A second set of open questions concerns the relationship between these findings and predictive processing during sentence and discourse processing. As we have discussed, the advantage of the relatedness proportion semantic priming design is that it was able to isolate predictive processing while holding both the local context and target words constant across conditions. However, it is necessarily more artificial than examining prediction during higher-level language comprehension, and here we explored just two levels of predictive validity. It will therefore be important for future studies to determine whether the same set of regions is modulated by predictive constraint in a more graded fashion during sentence and discourse-level processing.

Conclusions

We have shown clear differences in the modulation of activity within left temporal and inferior frontal cortices to the same associated and unrelated context prime-target pairs under conditions of higher versus lower predictive validity.

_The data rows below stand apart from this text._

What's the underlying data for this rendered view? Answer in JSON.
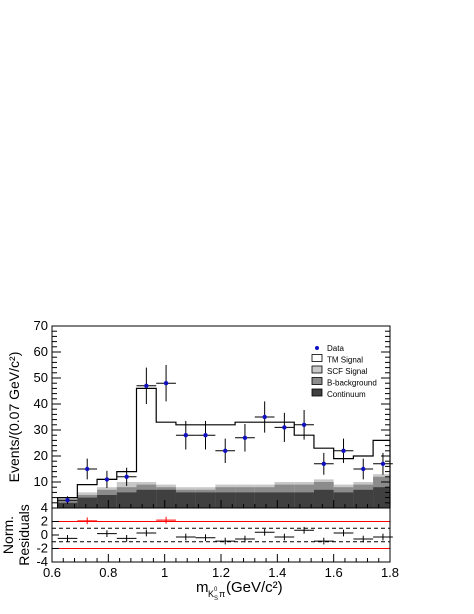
{
  "chart_data": [
    {
      "type": "histogram",
      "xlim": [
        0.6,
        1.8
      ],
      "ylim": [
        0,
        70
      ],
      "bin_width": 0.07,
      "bin_edges": [
        0.62,
        0.69,
        0.76,
        0.83,
        0.9,
        0.97,
        1.04,
        1.11,
        1.18,
        1.25,
        1.32,
        1.39,
        1.46,
        1.53,
        1.6,
        1.67,
        1.74,
        1.8
      ],
      "ylabel": "Events/(0.07 GeV/c²)",
      "yticks": [
        "0",
        "10",
        "20",
        "30",
        "40",
        "50",
        "60",
        "70"
      ],
      "grid": false,
      "legend_position": "top-right",
      "legend": [
        "Data",
        "TM Signal",
        "SCF Signal",
        "B-background",
        "Continuum"
      ],
      "series": [
        {
          "name": "Data",
          "x": [
            0.655,
            0.725,
            0.795,
            0.865,
            0.935,
            1.005,
            1.075,
            1.145,
            1.215,
            1.285,
            1.355,
            1.425,
            1.495,
            1.565,
            1.635,
            1.705,
            1.775
          ],
          "y": [
            3,
            15,
            11,
            12,
            47,
            48,
            28,
            28,
            22,
            27,
            35,
            31,
            32,
            17,
            22,
            15,
            17
          ],
          "err": [
            1.5,
            4,
            3.3,
            3.5,
            7,
            7,
            5.5,
            5.5,
            4.7,
            5.3,
            6,
            5.6,
            5.7,
            4.2,
            4.7,
            4,
            4.2
          ]
        },
        {
          "name": "TM Signal",
          "values": [
            4,
            9,
            11,
            14,
            46,
            33,
            32,
            32,
            32,
            33,
            33,
            33,
            28,
            23,
            19,
            20,
            26
          ]
        },
        {
          "name": "SCF Signal",
          "values": [
            4,
            6,
            8,
            10,
            10,
            9,
            8,
            8,
            9,
            9,
            9,
            10,
            10,
            11,
            9,
            10,
            13
          ]
        },
        {
          "name": "B-background",
          "values": [
            3,
            5,
            7,
            8,
            9,
            8,
            7,
            7,
            8,
            8,
            8,
            9,
            9,
            10,
            8,
            9,
            12
          ]
        },
        {
          "name": "Continuum",
          "values": [
            2,
            4,
            5,
            6,
            7,
            7,
            6,
            6,
            6,
            6,
            6,
            6,
            6,
            7,
            6,
            7,
            8
          ]
        }
      ],
      "colors": {
        "data": "#1010c0",
        "scf": "#c8c8c8",
        "bbkg": "#8c8c8c",
        "cont": "#404040",
        "ref_line": "#ff0000"
      }
    },
    {
      "type": "scatter",
      "ylabel_line1": "Norm.",
      "ylabel_line2": "Residuals",
      "xlabel_main": "m",
      "xlabel_sub": "K",
      "xlabel_subsub": "S",
      "xlabel_sup": "0",
      "xlabel_pi": "π",
      "xlabel_units": "(GeV/c²)",
      "xticks": [
        "0.6",
        "0.8",
        "1",
        "1.2",
        "1.4",
        "1.6",
        "1.8"
      ],
      "yticks": [
        "-4",
        "-2",
        "0",
        "2",
        "4"
      ],
      "ylim": [
        -4,
        4
      ],
      "dashed_lines": [
        -1,
        1
      ],
      "red_lines": [
        -2,
        2
      ],
      "x": [
        0.655,
        0.725,
        0.795,
        0.865,
        0.935,
        1.005,
        1.075,
        1.145,
        1.215,
        1.285,
        1.355,
        1.425,
        1.495,
        1.565,
        1.635,
        1.705,
        1.775
      ],
      "y": [
        -0.5,
        2.1,
        0.2,
        -0.5,
        0.3,
        2.2,
        -0.3,
        -0.4,
        -0.9,
        -0.6,
        0.4,
        -0.3,
        0.7,
        -0.9,
        0.3,
        -0.6,
        -0.3
      ]
    }
  ]
}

Based on these results, we have suggested that the anterior superior/middle temporal cortex plays a role in predictive semantic facilitation, while the posterior superior/middle temporal cortex and the left inferior frontal cortex together mediate the suppression of unfulfilled medium-certainty semantic predictions and the lexico-semantic processing of unpredicted inputs, respectively. We have also shown that, under conditions of higher predictive validity, the latter two regions were not only more tightly interconnected with one another, but also with the anterior cingulate cortex, which, in turn was more tightly connected with a lateral prefrontal-subcortical network. This is consistent with a role of the anterior cingulate in mediating between prediction error and adaptation. This work therefore paves the way towards understanding how our brains use prediction error to adapt to our ever-changing real-world communicative environments.